Employers are in a bind as they simultaneously deal with issues arising from the “Great Resignation” and challenges in attracting and retaining talent. But as older generations prepare for retirement, recent research suggests employers must realize the solutions they are preparing for the Great Resignation won’t necessarily apply to those who are ready to transition out the workforce.
According to a recent Nationwide Retirement Institute survey of retirement plan sponsors and participants, one in four employer-sponsored retirement plan participants age 45 and older—and 30% of participants 65 and older—report that the COVID-19 pandemic has caused them to push back their retirement or prevented them from ever retiring at all. On average, those who say they must delay retirement expect to work at least three years later than they would have prior to the pandemic.
Having to delay retirement has had a direct impact on employees’ happiness at work and business outcomes for their employers. Nealy half of plan participants (48%) reported feeling frustrated, 42% are worried, 38% are sad and 17% feel hopeless. These emotions have begun to impact their work, as 48% report their delayed retirement has negatively impacted their mental health, 39% report lower morale and 23% report lower productivity. At the same time, fewer than a quarter of plan sponsors surveyed are even aware that these repercussions are causing issues in their workplace.
“While many companies are focused on attracting and retaining talent during the Great Resignation, there is another group of their employee base that needs attention in order to transition out of the workforce,” says Amelia Dunlap, Nationwide Retirement Solutions marketing vice president. “It is clear delayed retirements can foster negative emotions, which can be detrimental to a company’s culture and bottom line.”
Dunlap says employers should look to invest in the types of short-term and long-term financial planning solutions that help employees reach their financial goals and prepare for the retirement they want—when they want it.
“Doing so may not only help those who are ready to retire, but potentially serve as a reason for younger talent to stay with the company,” Dunlap adds.

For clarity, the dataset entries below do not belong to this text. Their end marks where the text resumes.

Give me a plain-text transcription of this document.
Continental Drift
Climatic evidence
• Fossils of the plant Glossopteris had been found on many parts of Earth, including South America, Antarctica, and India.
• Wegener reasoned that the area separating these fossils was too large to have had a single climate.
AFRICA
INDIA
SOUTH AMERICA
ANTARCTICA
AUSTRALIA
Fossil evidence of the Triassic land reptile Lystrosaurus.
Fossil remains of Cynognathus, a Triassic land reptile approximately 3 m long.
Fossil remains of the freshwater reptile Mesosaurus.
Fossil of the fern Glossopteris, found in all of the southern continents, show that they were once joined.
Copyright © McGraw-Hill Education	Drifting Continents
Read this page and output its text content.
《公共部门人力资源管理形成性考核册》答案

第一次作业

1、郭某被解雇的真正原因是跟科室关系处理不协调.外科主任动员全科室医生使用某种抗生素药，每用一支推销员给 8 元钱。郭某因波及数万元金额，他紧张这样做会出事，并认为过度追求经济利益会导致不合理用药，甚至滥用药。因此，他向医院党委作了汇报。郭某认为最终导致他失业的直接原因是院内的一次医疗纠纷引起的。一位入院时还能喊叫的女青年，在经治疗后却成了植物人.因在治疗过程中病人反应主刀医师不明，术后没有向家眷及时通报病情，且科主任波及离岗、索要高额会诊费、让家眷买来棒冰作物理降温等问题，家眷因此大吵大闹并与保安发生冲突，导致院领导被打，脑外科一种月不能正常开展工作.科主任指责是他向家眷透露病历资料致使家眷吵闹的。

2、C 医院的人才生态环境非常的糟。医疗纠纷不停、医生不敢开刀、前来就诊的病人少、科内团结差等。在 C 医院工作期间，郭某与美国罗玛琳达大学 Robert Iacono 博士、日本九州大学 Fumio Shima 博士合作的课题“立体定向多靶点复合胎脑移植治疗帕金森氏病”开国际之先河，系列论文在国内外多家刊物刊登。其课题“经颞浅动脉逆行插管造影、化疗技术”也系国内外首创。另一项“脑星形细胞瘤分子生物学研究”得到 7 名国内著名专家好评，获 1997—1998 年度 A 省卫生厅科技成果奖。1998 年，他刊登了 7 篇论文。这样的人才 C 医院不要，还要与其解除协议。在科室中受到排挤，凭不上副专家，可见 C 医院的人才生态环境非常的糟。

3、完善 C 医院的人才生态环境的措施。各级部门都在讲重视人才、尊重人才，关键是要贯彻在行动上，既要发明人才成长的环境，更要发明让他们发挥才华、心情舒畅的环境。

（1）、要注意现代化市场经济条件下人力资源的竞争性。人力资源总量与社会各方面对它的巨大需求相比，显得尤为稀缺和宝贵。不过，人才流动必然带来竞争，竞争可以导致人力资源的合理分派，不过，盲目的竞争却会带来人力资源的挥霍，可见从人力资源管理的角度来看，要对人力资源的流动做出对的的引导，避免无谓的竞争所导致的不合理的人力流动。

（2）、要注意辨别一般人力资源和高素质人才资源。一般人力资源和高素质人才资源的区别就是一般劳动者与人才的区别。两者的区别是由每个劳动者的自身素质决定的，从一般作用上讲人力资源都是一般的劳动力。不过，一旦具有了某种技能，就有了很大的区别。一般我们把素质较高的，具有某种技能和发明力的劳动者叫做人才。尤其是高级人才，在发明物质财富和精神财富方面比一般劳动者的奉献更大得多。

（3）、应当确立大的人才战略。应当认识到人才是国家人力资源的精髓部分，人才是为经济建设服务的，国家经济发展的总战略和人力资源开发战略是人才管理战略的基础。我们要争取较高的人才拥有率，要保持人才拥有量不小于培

According to Morgan Stanley at Work’s “State of the Workplace” study, nearly all human resources (HR) executives are prioritizing re-evaluating workplace financial benefits for 2022. The study shows that employees and employers agree companies could do more, with more than four in five employees and nine in 10 employers believing their companies should be more involved in helping employees understand how to maximize financial benefits amid the pandemic.
In the Morgan Stanley survey, 91% of employees say they would feel more invested in staying with their employer if it offered financial benefits that met their needs, and 90% say their company should prioritize re-evaluating its financial benefits package in 2022. HR executives feel there is room for improvement to stay competitive, with 79% saying that lack of financial benefits will result in attrition and 95% saying their company’s re-evaluation of the financial benefits package for 2022 is a priority.
“The pandemic-fueled uncertainty has led many employers to focus more attention on how to deliver financial benefits that meet their employees’ needs,” says Brian McDonald, head of Morgan Stanley at Work. “Employees are now looking for employers to offer a full spectrum of financial benefits tools and guidance to help them along the right path financially. As a result, those companies that offer a robust benefits package that includes retirement planning, equity compensation, student loan refinancing plans and overall financial wellness benefits will differentiate themselves in the face of unprecedented competition for great talent.”